O presidente da CPMI do INSS, o senador Carlos Viana (Podemos-MG), afirmou nesta quinta-feira (29), em conversa com jornalistas, que o pedido de prorrogação dos trabalhos da comissão já reúne o número mínimo de assinaturas para ser protocolado oficialmente, contudo, a decisão sobre a extensão do prazo caberá ao presidente do Senado, Davi Alcolumbre (União-AP).
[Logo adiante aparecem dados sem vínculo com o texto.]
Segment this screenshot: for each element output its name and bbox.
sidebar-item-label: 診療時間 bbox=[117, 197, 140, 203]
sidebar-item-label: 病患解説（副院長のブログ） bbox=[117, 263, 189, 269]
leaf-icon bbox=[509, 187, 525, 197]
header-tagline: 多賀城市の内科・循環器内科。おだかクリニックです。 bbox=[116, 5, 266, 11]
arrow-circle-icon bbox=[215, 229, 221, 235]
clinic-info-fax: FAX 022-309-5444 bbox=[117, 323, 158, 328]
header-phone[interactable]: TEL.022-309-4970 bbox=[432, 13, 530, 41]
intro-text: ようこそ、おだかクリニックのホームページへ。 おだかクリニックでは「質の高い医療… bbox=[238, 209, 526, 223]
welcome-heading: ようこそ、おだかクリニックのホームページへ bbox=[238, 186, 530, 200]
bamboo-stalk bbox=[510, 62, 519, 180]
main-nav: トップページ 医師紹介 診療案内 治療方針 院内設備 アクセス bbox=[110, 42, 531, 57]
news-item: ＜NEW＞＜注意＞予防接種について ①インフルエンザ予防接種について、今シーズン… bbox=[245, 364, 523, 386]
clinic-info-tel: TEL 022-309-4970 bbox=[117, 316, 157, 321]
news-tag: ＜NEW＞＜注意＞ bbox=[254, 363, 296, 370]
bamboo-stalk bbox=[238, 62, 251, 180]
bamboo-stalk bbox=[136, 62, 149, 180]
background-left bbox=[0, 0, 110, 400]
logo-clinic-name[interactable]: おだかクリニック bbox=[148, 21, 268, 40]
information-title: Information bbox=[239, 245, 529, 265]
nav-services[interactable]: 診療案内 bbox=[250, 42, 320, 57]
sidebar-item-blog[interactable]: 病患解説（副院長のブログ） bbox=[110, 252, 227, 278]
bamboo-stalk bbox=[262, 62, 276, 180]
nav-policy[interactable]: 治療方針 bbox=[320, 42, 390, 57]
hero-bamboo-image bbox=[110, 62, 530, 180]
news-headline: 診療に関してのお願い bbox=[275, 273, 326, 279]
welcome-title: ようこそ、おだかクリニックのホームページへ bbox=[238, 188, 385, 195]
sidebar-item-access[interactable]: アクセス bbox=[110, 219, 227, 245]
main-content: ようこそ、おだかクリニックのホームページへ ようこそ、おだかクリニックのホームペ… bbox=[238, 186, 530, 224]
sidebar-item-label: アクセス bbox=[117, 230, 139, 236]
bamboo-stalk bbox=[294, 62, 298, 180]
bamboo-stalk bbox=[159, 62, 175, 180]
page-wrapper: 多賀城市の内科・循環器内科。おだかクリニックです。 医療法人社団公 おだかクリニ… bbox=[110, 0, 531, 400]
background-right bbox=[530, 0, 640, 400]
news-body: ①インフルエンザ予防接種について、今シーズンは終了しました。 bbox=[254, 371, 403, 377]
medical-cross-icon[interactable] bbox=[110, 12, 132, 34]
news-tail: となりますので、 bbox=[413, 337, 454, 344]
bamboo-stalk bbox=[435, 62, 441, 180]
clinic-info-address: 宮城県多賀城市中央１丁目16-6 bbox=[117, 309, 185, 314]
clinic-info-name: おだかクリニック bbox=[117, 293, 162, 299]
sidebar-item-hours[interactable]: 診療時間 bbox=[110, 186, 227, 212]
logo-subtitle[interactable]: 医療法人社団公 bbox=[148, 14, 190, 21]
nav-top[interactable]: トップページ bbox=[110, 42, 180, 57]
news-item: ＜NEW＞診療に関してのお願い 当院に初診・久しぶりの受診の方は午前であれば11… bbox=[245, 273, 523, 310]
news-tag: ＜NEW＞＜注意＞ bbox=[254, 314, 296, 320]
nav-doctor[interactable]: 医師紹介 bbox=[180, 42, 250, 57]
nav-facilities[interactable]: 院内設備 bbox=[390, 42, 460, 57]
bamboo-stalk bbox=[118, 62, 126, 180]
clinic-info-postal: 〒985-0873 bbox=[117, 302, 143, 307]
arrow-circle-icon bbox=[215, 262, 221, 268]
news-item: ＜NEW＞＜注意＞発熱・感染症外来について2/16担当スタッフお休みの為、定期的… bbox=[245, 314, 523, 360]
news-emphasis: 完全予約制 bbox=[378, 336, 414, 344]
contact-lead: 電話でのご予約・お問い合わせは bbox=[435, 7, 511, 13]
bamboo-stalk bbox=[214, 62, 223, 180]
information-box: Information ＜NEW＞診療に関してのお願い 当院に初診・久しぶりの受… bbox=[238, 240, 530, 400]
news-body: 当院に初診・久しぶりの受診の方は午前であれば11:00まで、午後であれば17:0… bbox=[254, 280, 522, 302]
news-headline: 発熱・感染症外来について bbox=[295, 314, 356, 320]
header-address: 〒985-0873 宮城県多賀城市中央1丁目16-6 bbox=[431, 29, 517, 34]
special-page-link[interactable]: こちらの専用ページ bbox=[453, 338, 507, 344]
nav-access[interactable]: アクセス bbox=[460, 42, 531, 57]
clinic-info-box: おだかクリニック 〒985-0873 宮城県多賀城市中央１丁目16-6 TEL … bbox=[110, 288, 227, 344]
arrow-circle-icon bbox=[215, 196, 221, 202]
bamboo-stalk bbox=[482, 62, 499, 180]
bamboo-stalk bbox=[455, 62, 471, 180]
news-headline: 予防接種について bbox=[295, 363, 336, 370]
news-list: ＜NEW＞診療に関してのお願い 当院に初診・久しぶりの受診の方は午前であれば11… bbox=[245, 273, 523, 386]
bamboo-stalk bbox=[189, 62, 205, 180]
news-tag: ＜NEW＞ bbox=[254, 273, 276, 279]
De acordo com o presidente da Comissão, o requerimento prevê, inicialmente, a ampliação dos trabalhos por até 120 dias, embora ele considere esse período excessivo. “Esse prazo acabaria coincidindo com o calendário eleitoral e poderia dificultar a participação dos parlamentares. Avalio que uma prorrogação de 60 dias seria mais adequada e pode ser concedida dentro desse mesmo pedido”, explicou.
Viana afirmou que irá se reunir com Alcolumbre na próxima semana para debater o assunto. O senador disse que pretende apresentar ao presidente do Senado um conjunto de documentos que demonstra a necessidade de mais tempo para a elaboração de um relatório consistente.
“Já conversei com o presidente Davi Alcolumbre, que se mostrou bastante receptivo ao diálogo. Vou levar toda a documentação reunida pela CPMI, que é extensa e envolve milhares de requerimentos”, afirmou.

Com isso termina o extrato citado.